Папа у меня, чтобы вы понимали: «Во!» – так Малыш объяснял Карлсону особенность характера своего папы, показывая при этом крепко сжатый кулак. Но надо заметить, что у Малыша папа – просто тряпка по сравнению с моим. Если бы я когда-нибудь разбила люстру – у меня даже не хватает фантазии представить, что бы со мною было. Это при том, что многие люди считают меня фантазёркой.
В общем, домой пришёл папа…
Мой папа, чтобы вы понимали, он такой человек, которого непременно все должны слушаться. Например, как-то раз они с Бертой пошли в магазин. Он её спокойно зовёт:
– Берта, иди сюда!
Она не слушается.
Тогда он строго на неё смотрит и говорит:
– Ко мне! Ко мне, я сказал!
Собака подходит.
– Сидеть! Сидеть!!!
Она садится.
Тут из магазина выходит женщина и говорит:
– Мужчина, что вы орете? Это моя собака!
– Вы уверены?
– Конечно! Только не пойму, как вы научили её «сидеть». Она вообще ни одной команды не знает.
В общем, мой папа…
Как бы это объяснить? Ему когда что-то не нравится, он решает проблему радикально, раз и навсегда.
Например, однажды мне купили нового хомячка, чтобы я не расстраивалась, потому что прошлый у меня умер. Так вот новый хомячок оказался с характером и укусил папу за палец.
Папа долго не думал, открыл форточку и выкинул его в окно. Надо добавить, что жили мы тогда на девятом этаже… Но все равно у хомячка с таким характером – не было шансов выжить в нашем доме.
В общем, думаю, вы поняли мой ужас – домой пришёл папа и не просто пришёл, но увидел нас: маму – разговаривающую с собакой и меня зареванную, с забинтованной рукой.

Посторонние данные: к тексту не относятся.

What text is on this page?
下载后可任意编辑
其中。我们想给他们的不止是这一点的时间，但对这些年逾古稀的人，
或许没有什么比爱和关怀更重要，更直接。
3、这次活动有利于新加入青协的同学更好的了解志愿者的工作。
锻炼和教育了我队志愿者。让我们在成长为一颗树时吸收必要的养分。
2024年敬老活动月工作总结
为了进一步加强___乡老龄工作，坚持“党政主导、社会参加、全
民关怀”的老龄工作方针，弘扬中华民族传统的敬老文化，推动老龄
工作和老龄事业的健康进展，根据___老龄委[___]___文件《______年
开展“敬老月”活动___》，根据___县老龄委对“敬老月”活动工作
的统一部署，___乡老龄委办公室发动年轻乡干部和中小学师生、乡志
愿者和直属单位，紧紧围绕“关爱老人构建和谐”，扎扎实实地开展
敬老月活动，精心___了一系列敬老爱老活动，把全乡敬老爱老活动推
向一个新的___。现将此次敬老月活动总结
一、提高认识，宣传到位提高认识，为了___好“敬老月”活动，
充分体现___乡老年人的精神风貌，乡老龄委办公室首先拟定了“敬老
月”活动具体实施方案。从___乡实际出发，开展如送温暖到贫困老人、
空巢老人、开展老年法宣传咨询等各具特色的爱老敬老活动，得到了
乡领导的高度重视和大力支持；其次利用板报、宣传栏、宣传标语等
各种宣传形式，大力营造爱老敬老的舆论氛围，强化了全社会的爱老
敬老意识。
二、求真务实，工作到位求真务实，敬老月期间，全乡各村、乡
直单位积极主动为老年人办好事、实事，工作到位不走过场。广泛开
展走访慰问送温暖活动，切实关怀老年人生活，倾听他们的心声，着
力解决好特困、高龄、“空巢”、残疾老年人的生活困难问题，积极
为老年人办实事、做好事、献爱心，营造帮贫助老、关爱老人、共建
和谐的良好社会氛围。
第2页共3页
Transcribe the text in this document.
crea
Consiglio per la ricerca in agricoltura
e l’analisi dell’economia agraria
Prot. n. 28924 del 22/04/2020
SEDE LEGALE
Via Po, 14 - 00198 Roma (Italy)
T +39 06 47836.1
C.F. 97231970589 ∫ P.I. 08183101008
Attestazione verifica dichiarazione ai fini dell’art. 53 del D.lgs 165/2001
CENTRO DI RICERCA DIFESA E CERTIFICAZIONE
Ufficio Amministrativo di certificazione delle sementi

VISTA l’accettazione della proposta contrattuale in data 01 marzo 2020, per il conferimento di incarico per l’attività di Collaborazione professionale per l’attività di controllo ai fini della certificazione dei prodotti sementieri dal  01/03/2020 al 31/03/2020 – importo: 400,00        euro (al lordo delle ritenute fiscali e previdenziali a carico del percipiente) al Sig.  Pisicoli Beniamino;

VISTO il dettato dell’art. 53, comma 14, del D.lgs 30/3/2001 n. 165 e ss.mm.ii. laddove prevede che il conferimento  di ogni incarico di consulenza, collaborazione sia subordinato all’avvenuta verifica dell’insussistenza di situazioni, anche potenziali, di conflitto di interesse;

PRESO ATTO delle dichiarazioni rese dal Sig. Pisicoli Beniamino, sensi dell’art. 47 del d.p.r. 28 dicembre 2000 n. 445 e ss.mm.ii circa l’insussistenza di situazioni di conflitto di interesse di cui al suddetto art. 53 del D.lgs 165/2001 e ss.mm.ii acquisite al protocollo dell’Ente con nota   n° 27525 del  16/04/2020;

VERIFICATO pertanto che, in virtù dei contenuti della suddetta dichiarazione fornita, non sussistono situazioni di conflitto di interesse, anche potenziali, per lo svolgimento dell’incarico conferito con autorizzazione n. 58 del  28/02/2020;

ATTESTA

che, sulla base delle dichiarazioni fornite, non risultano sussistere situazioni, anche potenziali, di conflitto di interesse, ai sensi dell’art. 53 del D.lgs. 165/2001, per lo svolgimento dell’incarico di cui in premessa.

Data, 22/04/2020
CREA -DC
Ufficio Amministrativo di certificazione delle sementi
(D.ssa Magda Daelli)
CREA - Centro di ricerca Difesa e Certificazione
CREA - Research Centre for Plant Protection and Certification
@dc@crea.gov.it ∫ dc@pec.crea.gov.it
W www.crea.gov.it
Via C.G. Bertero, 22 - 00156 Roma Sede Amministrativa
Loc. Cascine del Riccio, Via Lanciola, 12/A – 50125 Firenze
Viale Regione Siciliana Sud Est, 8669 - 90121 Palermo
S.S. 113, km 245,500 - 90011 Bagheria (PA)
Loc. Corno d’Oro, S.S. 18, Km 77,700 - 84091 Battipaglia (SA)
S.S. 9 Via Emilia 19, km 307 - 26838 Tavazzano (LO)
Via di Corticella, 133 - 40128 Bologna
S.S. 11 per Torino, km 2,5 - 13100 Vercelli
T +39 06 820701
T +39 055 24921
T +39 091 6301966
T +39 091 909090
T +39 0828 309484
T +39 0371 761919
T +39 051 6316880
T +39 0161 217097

Что было дальше – не помню. Думаю, что он спокойно послушал мамин рассказ, а потом ушёл в комнату и вернулся уже с ружьем. Я очнулась на папиных словах:
– Пойду в лес. Застрелю её.
Я думала, что у меня от ужаса и горя разорвется сердце. Мой папа, если он что-то сказал – значит он почти это сделал.
За всю свою жизнь я помню только две папиных угрозы, которые он не исполнил.
Первая – он не подстриг меня на лысо, когда узнал, что я курю. Но, может быть, так вышло лишь потому, что он сказал это – когда мне было двенадцать, а узнал, что я курю – когда мне было двадцать два, – видимо просто за десять лет забыл.
И вторая – он не застрелил Берту.
Почему? Не знаю.
Берта, как я уже говорила, была моим самым лучшим другом, она знала все мои тайны, она радовалась и грустила со мной.
В минуты отчаяния она лежала рядом, смотрела, как я плачу, и слегка стучала хвостом по дивану, если я хоть на секунду поднимала на неё взгляд – мол: «Смотри, я здесь, ты не одна, видишь? Я стучу хвостом, я не теряю надежды, что когда-нибудь твоя боль утихнет».
Берта, как и многие собаки, боялась пылесоса. Когда я убиралась, я всегда сначала заглядывала под свою кровать, чтобы вдруг не напугать её, когда дело дойдёт до подкроватной пыли и только потом пылесосила.
Берта больше всего на свете любила бегать, особенно по полю. Она в этот момент была похожа на кенгуру. Резкие смешные вскакивания в полный рост то тут, то там. В моменты выпрыгивания она находила меня взглядом и снова пропадала в высоком поле травы. Такое счастье!
Потом случилась беда. Мы с Костей, как обычно, гуляли с Бертой, уже вышли из парка. Был теплый, кажется, летний день, мы шли и болтали, а Берта то отставала, то догоняла нас.
У неё была странная привычка – иногда она просто садилась на дорогу и отказывалась идти дальше. Мне это не нравилось, ужасно неудобно. Обычно я замечала, что Берта отстала, когда расстояние между нами было метров сто. Костя всегда настаивал: «Сходи за ней, видишь, ей страшно».
Но я предпочитала её звать и делать вид, что ухожу без неё. Чаще всего она меня догоняла, но изредка всё же приходилось возвращаться за ней и брать её на поводок.